Once you start using a new credit card after filing bankruptcy, don’t start spending out of control, or you could rack up debt once again. Charge your cards for only the amount that you can afford to repay, and then make sure to pay off your outstanding balance amount in full. Also, pay your bill within the grace period to avoid having to make interest payments. On-time payments will improve your payment history; it accounts for 35% of your credit score.

Finally, do not max out your credit cards. Keep your credit utilization ratio—the percentage of how much credit of your credit limit you are using—below 30% to improve your credit score.

5. Apply for a secured credit card

You don’t need a particular credit score to apply for a secured credit card. You will have to pay a security deposit to the credit card company that they will keep if you fail to repay. Your credit limit is determined by the amount of your security deposit.

There are many secured credit cards, including:

  • BankAmericard Secured Credit Card
  • Citi Secured Mastercard
  • Discover it Secured credit card

But before you opt for a card, review the annual percentage rate (APR), and annual fees to choose the best card.

6. Build an emergency fund to protect your credit

Having an emergency fund helps you deal with any unexpected expenses. If you are unable to make any payments, you can use your emergency fund. Set aside a specific amount every month and then make a budget. Most financial experts suggest saving five to six months of your expenses in your emergency fund.

7. Build credit with the help of a loan or credit-builder account

With a cosigner’s help, you can opt for a small personal loan as a way to rebuild credit. The cosigner will act as legal, financial support to you, and by having a cosigner, lenders may approve your loan application quickly. You may use the loan to renovate your home, repair your car, or create a passive investment portfolio. And once you start making on-time payments, it will boost your score.

You can also secure a credit-builder loan. This is a secured installment loan in which a bank holds your money in an account until the loan is paid off. You may choose the loan tenure to be between 12 or 24 months, and you may qualify for this loan even if you have poor or zero credit. As you make on-time payments every month, your credit score will improve.

How soon can you start work on rebuilding your credit score after bankruptcy?

You can try to rebuild your credit score 12 to 18 months after bankruptcy, and by using proper strategies, you may see some positive changes after one year. However, achieving a good (670-739), very good (740-799), or an excellent (800-850) credit score may take longer.

What you should keep in mind:

  • Your credit score will not improve if there are other negative items on your credit report.
  • The effect of bankruptcy on your credit score may decrease after a few years.
  • If you already have a poor credit score (less than 579), you may see very little change.

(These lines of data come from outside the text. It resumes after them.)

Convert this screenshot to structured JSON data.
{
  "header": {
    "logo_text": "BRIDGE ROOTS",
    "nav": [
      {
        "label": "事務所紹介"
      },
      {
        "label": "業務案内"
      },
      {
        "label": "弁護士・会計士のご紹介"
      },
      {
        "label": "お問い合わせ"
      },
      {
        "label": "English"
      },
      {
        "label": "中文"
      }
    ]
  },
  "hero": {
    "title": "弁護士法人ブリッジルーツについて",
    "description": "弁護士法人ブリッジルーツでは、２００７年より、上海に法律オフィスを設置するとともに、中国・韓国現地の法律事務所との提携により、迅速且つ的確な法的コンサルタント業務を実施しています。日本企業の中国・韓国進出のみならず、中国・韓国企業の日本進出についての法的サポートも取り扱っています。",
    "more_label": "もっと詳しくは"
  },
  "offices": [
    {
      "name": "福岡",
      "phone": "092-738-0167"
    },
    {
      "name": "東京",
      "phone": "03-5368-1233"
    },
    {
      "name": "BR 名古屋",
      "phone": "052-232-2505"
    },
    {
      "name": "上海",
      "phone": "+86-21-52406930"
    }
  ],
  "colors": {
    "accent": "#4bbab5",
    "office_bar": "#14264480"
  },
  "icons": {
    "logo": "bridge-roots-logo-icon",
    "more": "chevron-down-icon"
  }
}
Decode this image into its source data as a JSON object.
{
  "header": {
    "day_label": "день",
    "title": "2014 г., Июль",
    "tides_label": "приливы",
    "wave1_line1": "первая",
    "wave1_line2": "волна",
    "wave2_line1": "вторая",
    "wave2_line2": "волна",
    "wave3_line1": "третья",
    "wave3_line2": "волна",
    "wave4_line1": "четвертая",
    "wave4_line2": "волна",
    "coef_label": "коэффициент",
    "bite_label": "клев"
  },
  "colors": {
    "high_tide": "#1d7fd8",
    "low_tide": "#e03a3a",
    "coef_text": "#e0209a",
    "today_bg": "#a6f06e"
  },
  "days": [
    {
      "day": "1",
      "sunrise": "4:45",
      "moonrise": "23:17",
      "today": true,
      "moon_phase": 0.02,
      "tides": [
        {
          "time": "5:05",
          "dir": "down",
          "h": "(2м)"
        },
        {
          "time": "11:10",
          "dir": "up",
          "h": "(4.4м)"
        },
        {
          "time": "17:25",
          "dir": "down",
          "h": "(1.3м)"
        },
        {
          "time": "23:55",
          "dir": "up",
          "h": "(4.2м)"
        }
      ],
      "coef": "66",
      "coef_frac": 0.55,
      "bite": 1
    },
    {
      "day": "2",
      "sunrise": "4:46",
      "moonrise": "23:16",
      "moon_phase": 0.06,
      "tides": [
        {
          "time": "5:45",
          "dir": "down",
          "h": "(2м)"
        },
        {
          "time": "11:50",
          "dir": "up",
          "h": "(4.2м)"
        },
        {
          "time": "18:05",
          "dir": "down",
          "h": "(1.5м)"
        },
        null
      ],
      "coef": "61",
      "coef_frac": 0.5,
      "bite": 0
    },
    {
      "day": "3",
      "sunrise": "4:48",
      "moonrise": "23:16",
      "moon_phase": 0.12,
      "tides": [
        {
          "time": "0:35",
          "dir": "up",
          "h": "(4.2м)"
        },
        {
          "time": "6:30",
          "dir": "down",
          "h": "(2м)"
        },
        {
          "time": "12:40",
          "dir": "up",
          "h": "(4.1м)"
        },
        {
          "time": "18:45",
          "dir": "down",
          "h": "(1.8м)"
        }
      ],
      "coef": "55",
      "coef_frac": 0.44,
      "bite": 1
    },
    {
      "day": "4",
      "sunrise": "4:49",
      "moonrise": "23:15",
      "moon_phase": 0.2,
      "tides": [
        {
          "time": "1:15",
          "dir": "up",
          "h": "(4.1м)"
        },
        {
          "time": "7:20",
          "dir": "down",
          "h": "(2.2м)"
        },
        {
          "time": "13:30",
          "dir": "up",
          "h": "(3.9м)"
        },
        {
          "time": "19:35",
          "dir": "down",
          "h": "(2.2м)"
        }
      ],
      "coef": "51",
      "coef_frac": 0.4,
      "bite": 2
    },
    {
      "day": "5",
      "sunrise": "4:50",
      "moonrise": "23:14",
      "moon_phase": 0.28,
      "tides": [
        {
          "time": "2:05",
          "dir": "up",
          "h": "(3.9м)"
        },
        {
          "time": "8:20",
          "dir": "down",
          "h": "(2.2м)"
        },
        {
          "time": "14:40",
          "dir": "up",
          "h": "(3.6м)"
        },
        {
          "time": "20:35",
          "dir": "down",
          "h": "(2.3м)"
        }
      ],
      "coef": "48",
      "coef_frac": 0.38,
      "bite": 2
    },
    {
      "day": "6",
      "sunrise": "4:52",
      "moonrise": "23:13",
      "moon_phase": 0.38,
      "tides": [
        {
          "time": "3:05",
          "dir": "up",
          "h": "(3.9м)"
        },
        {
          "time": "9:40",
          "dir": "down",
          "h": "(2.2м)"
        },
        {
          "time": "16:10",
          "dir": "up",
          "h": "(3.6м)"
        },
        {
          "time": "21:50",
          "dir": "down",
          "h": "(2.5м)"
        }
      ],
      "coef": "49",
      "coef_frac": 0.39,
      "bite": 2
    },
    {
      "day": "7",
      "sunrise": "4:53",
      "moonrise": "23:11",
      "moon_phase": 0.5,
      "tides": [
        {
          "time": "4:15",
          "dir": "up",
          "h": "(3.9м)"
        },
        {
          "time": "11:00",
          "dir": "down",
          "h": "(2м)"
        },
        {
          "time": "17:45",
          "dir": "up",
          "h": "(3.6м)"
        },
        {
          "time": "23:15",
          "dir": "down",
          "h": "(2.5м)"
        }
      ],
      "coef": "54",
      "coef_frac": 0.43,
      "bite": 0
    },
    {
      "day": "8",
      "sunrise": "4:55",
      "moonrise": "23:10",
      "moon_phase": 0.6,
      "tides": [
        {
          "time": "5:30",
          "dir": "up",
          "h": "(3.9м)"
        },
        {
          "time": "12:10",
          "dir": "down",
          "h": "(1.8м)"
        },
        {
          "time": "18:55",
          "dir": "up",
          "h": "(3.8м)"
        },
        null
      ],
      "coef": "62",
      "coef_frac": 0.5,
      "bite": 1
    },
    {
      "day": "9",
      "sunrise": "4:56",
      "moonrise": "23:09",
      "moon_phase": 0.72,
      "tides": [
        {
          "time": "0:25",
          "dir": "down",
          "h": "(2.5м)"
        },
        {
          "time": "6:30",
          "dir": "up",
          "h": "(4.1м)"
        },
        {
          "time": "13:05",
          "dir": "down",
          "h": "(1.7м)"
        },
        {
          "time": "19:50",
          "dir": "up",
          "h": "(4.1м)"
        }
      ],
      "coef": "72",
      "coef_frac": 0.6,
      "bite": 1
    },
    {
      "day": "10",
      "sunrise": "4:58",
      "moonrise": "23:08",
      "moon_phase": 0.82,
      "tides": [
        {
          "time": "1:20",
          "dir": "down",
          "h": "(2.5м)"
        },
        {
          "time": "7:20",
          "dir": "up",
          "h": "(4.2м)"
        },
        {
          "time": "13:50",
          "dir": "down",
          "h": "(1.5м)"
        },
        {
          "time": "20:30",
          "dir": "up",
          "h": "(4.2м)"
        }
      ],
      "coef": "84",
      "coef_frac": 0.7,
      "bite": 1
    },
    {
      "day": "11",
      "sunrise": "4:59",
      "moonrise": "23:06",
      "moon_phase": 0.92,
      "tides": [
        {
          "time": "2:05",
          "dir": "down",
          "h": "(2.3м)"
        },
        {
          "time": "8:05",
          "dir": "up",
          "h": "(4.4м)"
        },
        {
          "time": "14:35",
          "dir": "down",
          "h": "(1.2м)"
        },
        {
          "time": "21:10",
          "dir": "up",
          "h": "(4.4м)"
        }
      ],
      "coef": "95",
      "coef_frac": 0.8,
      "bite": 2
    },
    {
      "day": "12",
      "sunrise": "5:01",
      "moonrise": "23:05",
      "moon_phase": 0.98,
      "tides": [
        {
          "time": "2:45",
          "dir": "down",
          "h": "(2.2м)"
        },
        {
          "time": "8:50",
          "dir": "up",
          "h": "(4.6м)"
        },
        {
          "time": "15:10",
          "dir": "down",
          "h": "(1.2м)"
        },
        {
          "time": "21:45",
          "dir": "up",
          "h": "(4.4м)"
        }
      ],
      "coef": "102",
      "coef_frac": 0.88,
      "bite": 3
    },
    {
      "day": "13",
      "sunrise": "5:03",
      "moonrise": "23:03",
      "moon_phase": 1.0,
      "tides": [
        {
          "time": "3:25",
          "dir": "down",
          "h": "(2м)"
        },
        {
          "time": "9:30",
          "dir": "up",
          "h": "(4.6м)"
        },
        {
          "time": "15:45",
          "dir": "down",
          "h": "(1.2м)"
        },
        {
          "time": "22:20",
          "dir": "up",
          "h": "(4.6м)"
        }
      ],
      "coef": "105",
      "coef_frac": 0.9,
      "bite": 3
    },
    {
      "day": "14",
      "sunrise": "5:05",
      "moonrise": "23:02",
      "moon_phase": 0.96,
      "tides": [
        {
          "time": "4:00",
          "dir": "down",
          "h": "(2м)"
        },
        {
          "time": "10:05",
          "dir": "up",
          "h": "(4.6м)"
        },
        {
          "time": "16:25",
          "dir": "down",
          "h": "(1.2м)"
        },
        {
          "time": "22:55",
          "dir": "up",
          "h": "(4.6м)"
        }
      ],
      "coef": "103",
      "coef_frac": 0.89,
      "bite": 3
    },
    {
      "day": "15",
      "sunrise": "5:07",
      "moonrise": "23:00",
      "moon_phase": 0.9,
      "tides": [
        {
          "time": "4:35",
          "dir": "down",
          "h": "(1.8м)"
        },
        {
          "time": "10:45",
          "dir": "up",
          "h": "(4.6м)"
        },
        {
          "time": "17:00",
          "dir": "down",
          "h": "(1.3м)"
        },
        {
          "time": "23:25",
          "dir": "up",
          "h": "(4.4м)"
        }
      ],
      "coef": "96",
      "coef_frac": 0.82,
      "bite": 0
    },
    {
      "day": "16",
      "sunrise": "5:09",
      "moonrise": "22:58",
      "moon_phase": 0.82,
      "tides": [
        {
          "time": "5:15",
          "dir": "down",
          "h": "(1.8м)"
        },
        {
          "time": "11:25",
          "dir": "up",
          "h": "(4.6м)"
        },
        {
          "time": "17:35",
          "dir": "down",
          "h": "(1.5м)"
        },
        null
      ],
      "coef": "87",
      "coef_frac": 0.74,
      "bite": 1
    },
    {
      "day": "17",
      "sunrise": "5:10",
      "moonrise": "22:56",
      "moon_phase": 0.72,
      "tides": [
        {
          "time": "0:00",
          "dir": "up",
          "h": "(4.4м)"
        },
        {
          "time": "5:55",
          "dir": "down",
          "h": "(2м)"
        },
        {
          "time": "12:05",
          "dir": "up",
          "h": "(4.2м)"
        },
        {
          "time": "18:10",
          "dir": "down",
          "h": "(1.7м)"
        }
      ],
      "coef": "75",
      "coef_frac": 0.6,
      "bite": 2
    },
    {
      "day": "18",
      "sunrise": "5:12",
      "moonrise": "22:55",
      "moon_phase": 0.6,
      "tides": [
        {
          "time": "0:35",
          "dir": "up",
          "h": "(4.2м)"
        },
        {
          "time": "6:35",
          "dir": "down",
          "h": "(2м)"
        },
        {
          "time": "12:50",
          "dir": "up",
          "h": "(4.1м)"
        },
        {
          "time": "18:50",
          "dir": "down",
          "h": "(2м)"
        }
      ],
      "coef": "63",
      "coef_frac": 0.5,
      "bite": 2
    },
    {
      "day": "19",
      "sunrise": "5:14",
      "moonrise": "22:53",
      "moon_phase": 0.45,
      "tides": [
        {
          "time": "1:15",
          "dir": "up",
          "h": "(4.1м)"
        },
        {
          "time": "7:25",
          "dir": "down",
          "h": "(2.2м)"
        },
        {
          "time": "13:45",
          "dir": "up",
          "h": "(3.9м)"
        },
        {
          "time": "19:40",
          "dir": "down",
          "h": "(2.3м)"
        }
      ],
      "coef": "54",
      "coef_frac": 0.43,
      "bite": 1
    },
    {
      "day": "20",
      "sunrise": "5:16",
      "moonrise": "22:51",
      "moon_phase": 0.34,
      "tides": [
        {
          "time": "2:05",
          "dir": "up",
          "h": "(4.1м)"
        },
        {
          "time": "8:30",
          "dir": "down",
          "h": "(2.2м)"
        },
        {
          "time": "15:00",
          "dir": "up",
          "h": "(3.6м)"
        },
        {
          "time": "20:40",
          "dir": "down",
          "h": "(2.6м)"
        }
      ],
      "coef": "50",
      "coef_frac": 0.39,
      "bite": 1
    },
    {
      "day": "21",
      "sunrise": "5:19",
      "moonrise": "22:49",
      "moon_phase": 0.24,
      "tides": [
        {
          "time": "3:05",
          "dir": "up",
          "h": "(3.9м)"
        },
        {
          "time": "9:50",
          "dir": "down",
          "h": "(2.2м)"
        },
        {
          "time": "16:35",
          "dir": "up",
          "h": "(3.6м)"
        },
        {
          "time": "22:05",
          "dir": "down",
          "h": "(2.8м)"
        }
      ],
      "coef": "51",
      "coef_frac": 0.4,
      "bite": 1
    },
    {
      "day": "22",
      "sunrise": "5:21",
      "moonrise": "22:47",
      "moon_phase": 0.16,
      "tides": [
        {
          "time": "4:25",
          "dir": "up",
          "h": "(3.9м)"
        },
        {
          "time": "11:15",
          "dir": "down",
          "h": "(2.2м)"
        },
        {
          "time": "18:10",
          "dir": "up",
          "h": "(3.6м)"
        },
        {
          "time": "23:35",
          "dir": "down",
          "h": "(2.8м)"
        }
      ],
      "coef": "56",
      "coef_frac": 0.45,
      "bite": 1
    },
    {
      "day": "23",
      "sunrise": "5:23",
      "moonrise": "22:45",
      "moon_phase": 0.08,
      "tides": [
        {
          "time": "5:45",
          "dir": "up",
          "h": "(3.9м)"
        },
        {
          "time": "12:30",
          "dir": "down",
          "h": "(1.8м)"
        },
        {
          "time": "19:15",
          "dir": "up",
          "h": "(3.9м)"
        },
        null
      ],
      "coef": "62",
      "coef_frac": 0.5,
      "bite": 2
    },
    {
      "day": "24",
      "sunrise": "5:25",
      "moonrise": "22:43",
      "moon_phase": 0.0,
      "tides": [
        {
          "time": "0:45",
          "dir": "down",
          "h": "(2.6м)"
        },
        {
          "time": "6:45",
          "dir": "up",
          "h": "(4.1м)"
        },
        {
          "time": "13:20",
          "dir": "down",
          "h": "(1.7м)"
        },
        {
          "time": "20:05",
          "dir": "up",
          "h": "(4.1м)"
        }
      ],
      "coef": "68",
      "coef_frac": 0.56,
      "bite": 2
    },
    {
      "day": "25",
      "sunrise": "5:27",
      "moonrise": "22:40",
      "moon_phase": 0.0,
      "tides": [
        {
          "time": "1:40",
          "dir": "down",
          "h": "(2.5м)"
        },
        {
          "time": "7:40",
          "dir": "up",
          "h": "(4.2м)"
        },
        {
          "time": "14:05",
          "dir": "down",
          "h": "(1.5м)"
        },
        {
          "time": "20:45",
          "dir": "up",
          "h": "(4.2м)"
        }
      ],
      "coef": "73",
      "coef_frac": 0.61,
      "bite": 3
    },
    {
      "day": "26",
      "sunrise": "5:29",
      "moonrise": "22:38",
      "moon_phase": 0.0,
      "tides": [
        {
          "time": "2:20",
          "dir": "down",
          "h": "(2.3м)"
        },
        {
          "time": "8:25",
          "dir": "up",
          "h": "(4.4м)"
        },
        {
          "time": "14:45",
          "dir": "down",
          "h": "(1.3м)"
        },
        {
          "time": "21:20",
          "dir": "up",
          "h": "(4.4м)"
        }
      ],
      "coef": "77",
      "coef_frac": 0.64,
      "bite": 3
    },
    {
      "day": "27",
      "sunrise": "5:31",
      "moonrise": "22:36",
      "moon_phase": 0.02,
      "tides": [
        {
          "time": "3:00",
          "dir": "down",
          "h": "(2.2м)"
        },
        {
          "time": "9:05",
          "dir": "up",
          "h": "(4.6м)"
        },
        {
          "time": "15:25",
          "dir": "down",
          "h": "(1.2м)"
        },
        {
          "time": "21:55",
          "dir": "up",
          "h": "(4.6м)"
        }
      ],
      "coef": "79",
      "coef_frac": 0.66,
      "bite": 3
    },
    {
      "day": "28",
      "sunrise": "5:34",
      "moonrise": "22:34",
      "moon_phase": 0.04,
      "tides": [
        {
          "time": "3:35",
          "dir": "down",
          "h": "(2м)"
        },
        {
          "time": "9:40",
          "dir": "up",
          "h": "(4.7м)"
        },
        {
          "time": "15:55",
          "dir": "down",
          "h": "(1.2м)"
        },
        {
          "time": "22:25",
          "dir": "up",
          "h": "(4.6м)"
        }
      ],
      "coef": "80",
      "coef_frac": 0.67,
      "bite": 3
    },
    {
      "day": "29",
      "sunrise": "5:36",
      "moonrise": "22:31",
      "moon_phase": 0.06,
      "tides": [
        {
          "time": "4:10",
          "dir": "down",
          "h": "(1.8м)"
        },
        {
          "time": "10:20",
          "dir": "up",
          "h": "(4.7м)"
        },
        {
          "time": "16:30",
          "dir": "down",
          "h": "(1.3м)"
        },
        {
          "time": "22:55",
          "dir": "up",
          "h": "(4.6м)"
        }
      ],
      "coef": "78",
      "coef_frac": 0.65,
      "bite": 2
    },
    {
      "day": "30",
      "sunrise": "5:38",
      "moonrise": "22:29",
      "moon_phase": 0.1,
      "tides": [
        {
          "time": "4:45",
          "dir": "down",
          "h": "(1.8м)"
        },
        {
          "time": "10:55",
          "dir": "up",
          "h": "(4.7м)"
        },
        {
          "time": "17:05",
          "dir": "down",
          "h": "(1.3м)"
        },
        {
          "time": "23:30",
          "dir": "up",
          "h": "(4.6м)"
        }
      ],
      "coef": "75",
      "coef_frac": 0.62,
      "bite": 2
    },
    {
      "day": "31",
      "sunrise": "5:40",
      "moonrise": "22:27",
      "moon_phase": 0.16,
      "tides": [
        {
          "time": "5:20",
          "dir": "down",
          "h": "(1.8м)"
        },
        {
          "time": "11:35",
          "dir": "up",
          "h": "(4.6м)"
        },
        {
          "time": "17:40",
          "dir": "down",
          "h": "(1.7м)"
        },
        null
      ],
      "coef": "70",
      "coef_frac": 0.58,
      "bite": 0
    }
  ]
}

Misconception #1: Bankruptcy affects all consumers’ credit equally. It does not consider the amount of debt or the number of debts listed.
Fact: It depends on the amount of debt discharged, as well as the number of negative to positive accounts on your credit report.

Misconception #2: If your credit report is clean before bankruptcy, you will be happy. After bankruptcy, you will have a higher credit score than others.
Fact: The presence of positive history and absence of negative items make little difference. What matters is how long the bankruptcy is on the credit report.

Misconception #3: Bankruptcy discharges all debts and boosts your credit.
Fact: Bankruptcy does not discharge all debts. You cannot discharge debt from child support, spousal support, student loan debt, most tax debts, etc.

Misconception #4: Bankruptcy kills your credit forever.
Fact: You can rebuild credit over time.

Misconception #5: You will face poor credit as long as the bankruptcy information stays on your credit report.
Fact: After bankruptcy, you can immediately begin to rebuild your credit by:

  • Adding new credit
  • Removing negative items
  • Disputing errors
  • Staying within your credit limit
  • Making on-time payments

Misconception #6: You can’t get a new credit card or loan after bankruptcy to build credit.
Fact: With secured credit cards, you can build credit just like traditional cards. You can also opt for a passbook, CD, or credit-builder loan. These loans are secured with a deposit or collateral and help you build credit.

Misconception #7: Your bankruptcy will also hurt your spouse’s credit.
Fact: When you file for bankruptcy, your spouse will not be affected. It will not appear on your partner’s credit report.

One final misconception is believing that credit repair companies can boost your credit score fast. That, however, is not the case. You still have to build a positive payment history, lower your credit utilization ratio, and so on. Plus, the solutions you get from a credit repair company come with a price tag, and those solutions can be risky. It is best to rebuild your credit on your own.